Because vocalization is an important stimulus for the activation of certain superior laryngeal nerve receptors, a classification protocol based on respiration alone is incomplete. Classification into pressure, flow, and drive receptors alone is not appropriate for the study of laryngeal receptors during vocalization. Some frequency-following and frequency-nonfollowing receptors may be active only during phonation and would otherwise be missed without vocalization stimuli.

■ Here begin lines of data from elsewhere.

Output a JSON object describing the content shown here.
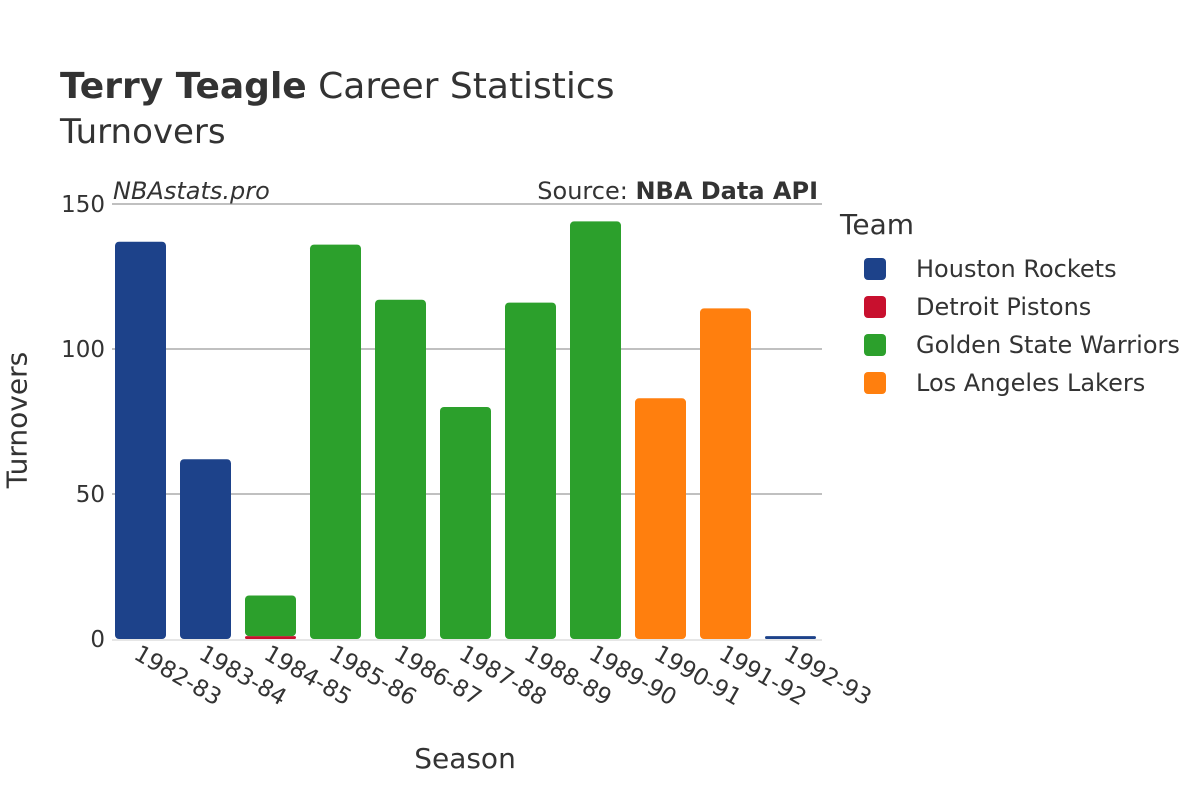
{
  "header": {
    "title_bold": "Terry Teagle",
    "title_rest": " Career Statistics",
    "subtitle": "Turnovers"
  },
  "watermark": "NBAstats.pro",
  "source": {
    "prefix": "Source: ",
    "name": "NBA Data API"
  },
  "legend": {
    "title": "Team",
    "items": [
      {
        "label": "Houston Rockets",
        "color": "#1d428a"
      },
      {
        "label": "Detroit Pistons",
        "color": "#c8102e"
      },
      {
        "label": "Golden State Warriors",
        "color": "#2ca02c"
      },
      {
        "label": "Los Angeles Lakers",
        "color": "#ff7f0e"
      }
    ]
  },
  "chart_data": {
    "type": "bar",
    "stacked": true,
    "title": "Terry Teagle Career Statistics",
    "subtitle": "Turnovers",
    "xlabel": "Season",
    "ylabel": "Turnovers",
    "ylim": [
      0,
      150
    ],
    "yticks": [
      0,
      50,
      100,
      150
    ],
    "grid": true,
    "legend_position": "right",
    "categories": [
      "1982-83",
      "1983-84",
      "1984-85",
      "1985-86",
      "1986-87",
      "1987-88",
      "1988-89",
      "1989-90",
      "1990-91",
      "1991-92",
      "1992-93"
    ],
    "series": [
      {
        "name": "Houston Rockets",
        "color": "#1d428a",
        "values": [
          137,
          62,
          0,
          0,
          0,
          0,
          0,
          0,
          0,
          0,
          1
        ]
      },
      {
        "name": "Detroit Pistons",
        "color": "#c8102e",
        "values": [
          0,
          0,
          1,
          0,
          0,
          0,
          0,
          0,
          0,
          0,
          0
        ]
      },
      {
        "name": "Golden State Warriors",
        "color": "#2ca02c",
        "values": [
          0,
          0,
          14,
          136,
          117,
          80,
          116,
          144,
          0,
          0,
          0
        ]
      },
      {
        "name": "Los Angeles Lakers",
        "color": "#ff7f0e",
        "values": [
          0,
          0,
          0,
          0,
          0,
          0,
          0,
          0,
          83,
          114,
          0
        ]
      }
    ]
  }
}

目的/假设:目的是基于一种基于呼吸的分类方案,比较成年猫喉上神经机械感受器的活动与使用基于发声的分类方案所发现的活动。
动物研究。
在实验的第一部分,如文献所述,使用基于呼吸的分类方案,在去大脑的猫中记录来自喉上神经内支的单纤维动作电位,以将喉机械感受器识别为压力感受器、流量感受器和驱动感受器。气管T形管和喉罩气道是执行该方案所需的必要改良措施。在实验的第二部分,使用文献中描述的基于发声的分类方案,将同一纤维的活动分类为以下几组:发声前峰值、频率跟随、频率不跟随、吸气调制或混合。通过对中脑导水管周围灰质区域进行电刺激来诱发发声。
总共八只猫用于该实验。仅从三只猫获得了数据,共五条单纤维。由于无法发声(三只猫)和无法从喉上神经记录(两只猫),未获得五只猫的结果。我们识别出两个流量感受器、一个驱动感受器、一个频率跟随感受器和一个频率不跟随感受器。两条流量感受器纤维在发声阶段几乎不活动,在发声后的吸气阶段达到最大活动。驱动感受器在所有四种气道操作期间均活跃,在气管阻塞期间最为活跃。它在发声阶段也保持高水平活动,表明在发声和呼吸的调节中起作用。接下来的两个感受器,一个频率跟随感受器和一个频率不跟随感受器,仅在发声阶段活跃,在气道操作期间完全不活动,表明仅在发声行为期间起作用。
由于发声是激活某些喉上神经感受器的重要刺激,仅基于呼吸的分类方案是不完整的。仅将其分类为压力感受器、流量感受器和驱动感受器不适用于发声期间喉感受器的研究。一些频率跟随和频率不跟随感受器可能仅在发声期间活跃,否则在没有发声刺激的情况下会被遗漏。